Das Neugeborene wird über die Wanne gehalten über sein Haupt hält die Grauhaarige die schwarze Karaffe. Dann neigt sich das Gefäß in ihrer Hand, erst ein Tropfen, dann ein zweiter. Zähflüssig rinnt das Blut über die Stirn des Kindes und hinab in die Wanne darunter. Nachdem die Karaffe geleert wurde und das Kind nun eingeschlafen ist, legt die Alte das Baby in ein kleines Bettchen. Abschließend benetzt sie ihre Lippen mit dem Blut aus der Wanne und küsst das Kind auf die Stirn. Nacheinander reihen sie die anderen Personen ein um das gleiche zu tun. Alle bis auf die Mutter. Die Blicke der Frauen und Männer treffen sich. Jeder Anwesende weiß, was heute geschah wird diesen Keller niemals verlassen. 
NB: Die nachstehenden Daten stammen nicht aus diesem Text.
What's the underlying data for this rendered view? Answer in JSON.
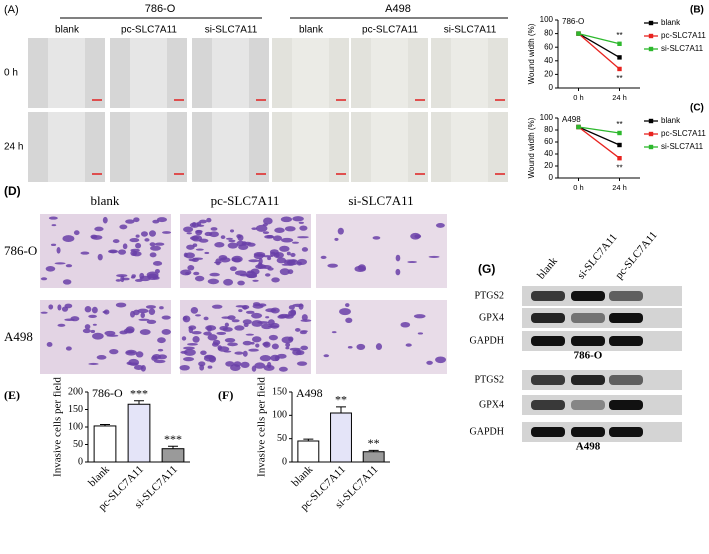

“Zu Ehren der Dunkelheit lehren wir dieses Kind die Wege der Schatten. Wir klären sie auf über ihre Feinde und geben ihr die Mittel an die Hand um diese zu peinigen. Sie wird unsere Botschafterin des Chaos sein. Zwischen ihren Fingern soll stets Blut hinab rinnen, beim Klang ihrer Stimme sollen die erbärmlichen Glaubenden aus den Ohren bluten, ein Blick in ihre Augen soll die Seelen ihrer Opfer zu den gierigen Schlünden des Abyss schicken.“

Wieder erklang der Chor aus den Stimmen, aller Anwesenden.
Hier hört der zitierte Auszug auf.